Nun könnten die Paderborner dem SV Darmstadt 98 nachfolgen, der 2013 ebenfalls am "grünen Tisch" in der 3. Liga blieb und im Jahr darauf direkt den Sprung in die 2. Bundesliga schaffte. Davon sind die Ostwestfalen freilich zwar noch weit entfernt, der bärenstarke Auftakt des SCP aber ist beeindruckend. Zuletzt bekam die Reserve des SV Werder Bremen die Form der Baumgart-Elf deutlich zu spüren, kassierte in der Benteler-Arena eine 1:7-Klatsche. Vollmann: "Für uns wird ganz wichtig sein, defensiv kompakt zu stehen, uns aber auch eigene Spielanteile zu erarbeiten. Diese müssen für den Gegner dann besonders gefährlich sein. Paderborn ist eine Mannschaft, die bis zur 90. Minute 101 Prozent auf den Platz bringt. Heißt für uns: Wir müssen 102 Prozent liefern, körperlich voll dagegen halten und die Zweikämpfe annehmen." 
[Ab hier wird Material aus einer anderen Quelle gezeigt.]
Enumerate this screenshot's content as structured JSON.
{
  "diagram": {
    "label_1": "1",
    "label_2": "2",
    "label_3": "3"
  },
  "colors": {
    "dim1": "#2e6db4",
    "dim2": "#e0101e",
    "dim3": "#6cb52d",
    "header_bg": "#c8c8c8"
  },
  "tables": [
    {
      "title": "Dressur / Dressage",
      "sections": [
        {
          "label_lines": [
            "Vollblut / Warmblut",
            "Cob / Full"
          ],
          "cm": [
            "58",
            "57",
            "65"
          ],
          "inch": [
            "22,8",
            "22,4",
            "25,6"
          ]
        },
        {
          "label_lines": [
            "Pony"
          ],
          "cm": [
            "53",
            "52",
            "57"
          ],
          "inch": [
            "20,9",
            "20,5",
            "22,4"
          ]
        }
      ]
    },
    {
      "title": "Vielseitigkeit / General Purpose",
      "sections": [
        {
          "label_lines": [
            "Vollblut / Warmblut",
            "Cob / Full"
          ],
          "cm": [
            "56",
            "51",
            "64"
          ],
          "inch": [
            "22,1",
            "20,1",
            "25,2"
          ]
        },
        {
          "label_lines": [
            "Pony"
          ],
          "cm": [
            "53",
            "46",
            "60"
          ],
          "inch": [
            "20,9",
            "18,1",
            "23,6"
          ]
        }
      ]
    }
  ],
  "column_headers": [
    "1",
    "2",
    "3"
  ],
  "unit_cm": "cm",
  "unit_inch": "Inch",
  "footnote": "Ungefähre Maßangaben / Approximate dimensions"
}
Seiner Mannschaft attestiert der VfR-Coach eine gute Trainingsarbeit. Auch Cagatay Kader habe den nächsten Schritt gemacht. "Seine Trainingsleistung ist nun so, wie wir sie uns von Anfang an gewünscht haben. Das positive Erlebnis mit dem Elfmetertor zum Ausgleich hat seinem Selbstvertrauen sicher gut getan." Lob gab es auch für Luca Schnellbacher. "Er zeigt einen sehr großen Einsatz, wirft sich in die Zweikämpfe. Man merkt, dass er unbedingt in die Mannschaft will. Wir brauchen in Paderborn ein Team, das bissig und griffig ist. Da hat sich Luca in den Einheiten und bei seinen Einsätzen hervorgetan." 

Daniel Stanese hat sich im Training unter der Woche eine Zerrung zugezogen und droht neben Robert Müller am Wochenende auszufallen. 

Die Partie ist ab 13.45 Uhr live und in voller Länge bei Telekom Sport zu sehen, der VfR-Liveticker berichtet ab 13.30 Uhr aus der Benteler-Arena.